Prime Minister Abiy Ahmed's office did not explicitly confirm the news, which follows widespread speculation that a major military push is imminent, but said the government had an obligation to protect citizens from the Tigray People's Liberation Front (TPLF).
"Abiy Ahmed's threatened offensive to reinvade Tigray has officially begun," said a statement issued by the TPLF, the region's former ruling party.
"On the morning of October 11, 2021, the Ethiopian military with the support of Amhara forces launched coordinated offensives on all fronts," the statement said.
"In addition to fielding hundreds of thousands of regular and irregular fighters, these genocidal forces are supported by heavy artilleries, tanks, rockets, drones and fighter jets, leaving no doubt about their annihilationist intent."
Abiy's government stresses that military operations in the north are targeting the TPLF, which it has officially designated a terrorist group, and not the population at large.
TPLF spokesman Getachew Reda said that despite the new offensive, army troops had yet to reach Tigray as of Monday morning.
He also said the TPLF was not aware of any involvement by Eritrean troops, which have previously backed up Ethiopia's military during the 11-month-old war.

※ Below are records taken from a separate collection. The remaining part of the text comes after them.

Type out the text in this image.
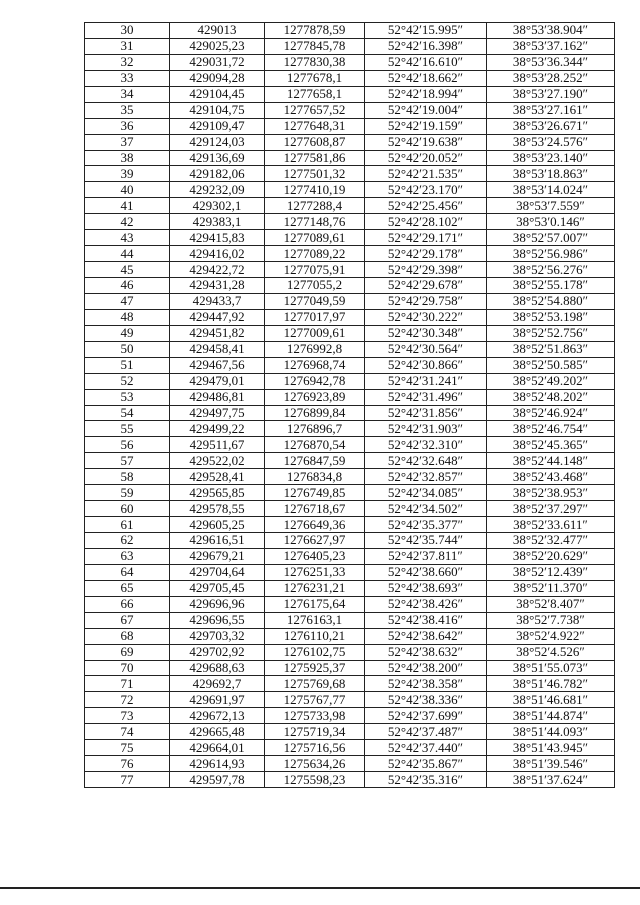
30	429013	1277878,59	52°42′15.995″	38°53′38.904″
31	429025,23	1277845,78	52°42′16.398″	38°53′37.162″
32	429031,72	1277830,38	52°42′16.610″	38°53′36.344″
33	429094,28	1277678,1	52°42′18.662″	38°53′28.252″
34	429104,45	1277658,1	52°42′18.994″	38°53′27.190″
35	429104,75	1277657,52	52°42′19.004″	38°53′27.161″
36	429109,47	1277648,31	52°42′19.159″	38°53′26.671″
37	429124,03	1277608,87	52°42′19.638″	38°53′24.576″
38	429136,69	1277581,86	52°42′20.052″	38°53′23.140″
39	429182,06	1277501,32	52°42′21.535″	38°53′18.863″
40	429232,09	1277410,19	52°42′23.170″	38°53′14.024″
41	429302,1	1277288,4	52°42′25.456″	38°53′7.559″
42	429383,1	1277148,76	52°42′28.102″	38°53′0.146″
43	429415,83	1277089,61	52°42′29.171″	38°52′57.007″
44	429416,02	1277089,22	52°42′29.178″	38°52′56.986″
45	429422,72	1277075,91	52°42′29.398″	38°52′56.276″
46	429431,28	1277055,2	52°42′29.678″	38°52′55.178″
47	429433,7	1277049,59	52°42′29.758″	38°52′54.880″
48	429447,92	1277017,97	52°42′30.222″	38°52′53.198″
49	429451,82	1277009,61	52°42′30.348″	38°52′52.756″
50	429458,41	1276992,8	52°42′30.564″	38°52′51.863″
51	429467,56	1276968,74	52°42′30.866″	38°52′50.585″
52	429479,01	1276942,78	52°42′31.241″	38°52′49.202″
53	429486,81	1276923,89	52°42′31.496″	38°52′48.202″
54	429497,75	1276899,84	52°42′31.856″	38°52′46.924″
55	429499,22	1276896,7	52°42′31.903″	38°52′46.754″
56	429511,67	1276870,54	52°42′32.310″	38°52′45.365″
57	429522,02	1276847,59	52°42′32.648″	38°52′44.148″
58	429528,41	1276834,8	52°42′32.857″	38°52′43.468″
59	429565,85	1276749,85	52°42′34.085″	38°52′38.953″
60	429578,55	1276718,67	52°42′34.502″	38°52′37.297″
61	429605,25	1276649,36	52°42′35.377″	38°52′33.611″
62	429616,51	1276627,97	52°42′35.744″	38°52′32.477″
63	429679,21	1276405,23	52°42′37.811″	38°52′20.629″
64	429704,64	1276251,33	52°42′38.660″	38°52′12.439″
65	429705,45	1276231,21	52°42′38.693″	38°52′11.370″
66	429696,96	1276175,64	52°42′38.426″	38°52′8.407″
67	429696,55	1276163,1	52°42′38.416″	38°52′7.738″
68	429703,32	1276110,21	52°42′38.642″	38°52′4.922″
69	429702,92	1276102,75	52°42′38.632″	38°52′4.526″
70	429688,63	1275925,37	52°42′38.200″	38°51′55.073″
71	429692,7	1275769,68	52°42′38.358″	38°51′46.782″
72	429691,97	1275767,77	52°42′38.336″	38°51′46.681″
73	429672,13	1275733,98	52°42′37.699″	38°51′44.874″
74	429665,48	1275719,34	52°42′37.487″	38°51′44.093″
75	429664,01	1275716,56	52°42′37.440″	38°51′43.945″
76	429614,93	1275634,26	52°42′35.867″	38°51′39.546″
77	429597,78	1275598,23	52°42′35.316″	38°51′37.624″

The rebels' claims could not be independently verified, as many conflict-hit areas of Amhara are under a communications blackout.
"The Government of Ethiopia has a responsibility to protect its citizens in all parts of the country from any acts of terrorism," said Billene Seyoum, Abiy's spokeswoman.

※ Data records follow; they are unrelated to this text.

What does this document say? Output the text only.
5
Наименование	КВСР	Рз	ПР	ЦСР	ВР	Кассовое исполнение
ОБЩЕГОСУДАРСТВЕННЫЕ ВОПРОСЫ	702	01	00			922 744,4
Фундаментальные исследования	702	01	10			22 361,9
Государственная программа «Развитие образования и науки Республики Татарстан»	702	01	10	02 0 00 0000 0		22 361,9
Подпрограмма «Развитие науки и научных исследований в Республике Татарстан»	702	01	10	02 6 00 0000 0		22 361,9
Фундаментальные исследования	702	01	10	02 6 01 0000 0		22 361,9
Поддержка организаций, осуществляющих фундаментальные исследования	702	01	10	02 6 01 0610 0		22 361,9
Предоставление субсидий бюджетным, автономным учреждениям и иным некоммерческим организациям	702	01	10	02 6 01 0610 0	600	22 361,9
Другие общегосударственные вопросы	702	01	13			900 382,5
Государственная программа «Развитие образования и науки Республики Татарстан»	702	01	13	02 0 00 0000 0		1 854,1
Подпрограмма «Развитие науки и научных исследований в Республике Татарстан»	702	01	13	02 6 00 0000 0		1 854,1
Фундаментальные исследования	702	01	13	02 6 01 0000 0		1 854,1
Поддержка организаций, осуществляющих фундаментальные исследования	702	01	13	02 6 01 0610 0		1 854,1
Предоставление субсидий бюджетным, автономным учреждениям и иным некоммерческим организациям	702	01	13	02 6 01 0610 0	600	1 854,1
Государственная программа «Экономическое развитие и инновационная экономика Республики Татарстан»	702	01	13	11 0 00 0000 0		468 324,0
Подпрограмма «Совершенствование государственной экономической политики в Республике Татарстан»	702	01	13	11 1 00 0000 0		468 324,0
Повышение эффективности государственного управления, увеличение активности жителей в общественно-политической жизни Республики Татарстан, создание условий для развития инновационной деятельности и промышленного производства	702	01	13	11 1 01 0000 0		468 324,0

"The government of Ethiopia will continue to counter the TPLF's destruction, violence and killings in the Amhara region and elsewhere."
Humanitarian and rebel sources told AFP over the weekend that Ethiopian troops had launched air and ground strikes as part of the first phase of an offensive that -- if confirmed -- would come just one week after Abiy was sworn in for a new five-year term.
The war erupted last November when Abiy -- winner of the 2019 Nobel Peace Prize -- sent troops into Tigray to topple the TPLF, who dominated national politics before he took power.
The move was in response to attacks on federal army camps by the TPLF, Abiy said, following months of tensions between the two sides.
Fighting has since spread to neighbouring Amhara and Afar and created what the UN calls an "immense humanitarian crisis" with hundreds of thousands of people driven into famine-like conditions.
The US has threatened sanctions against the warring parties if they fail to commit to a negotiated settlement.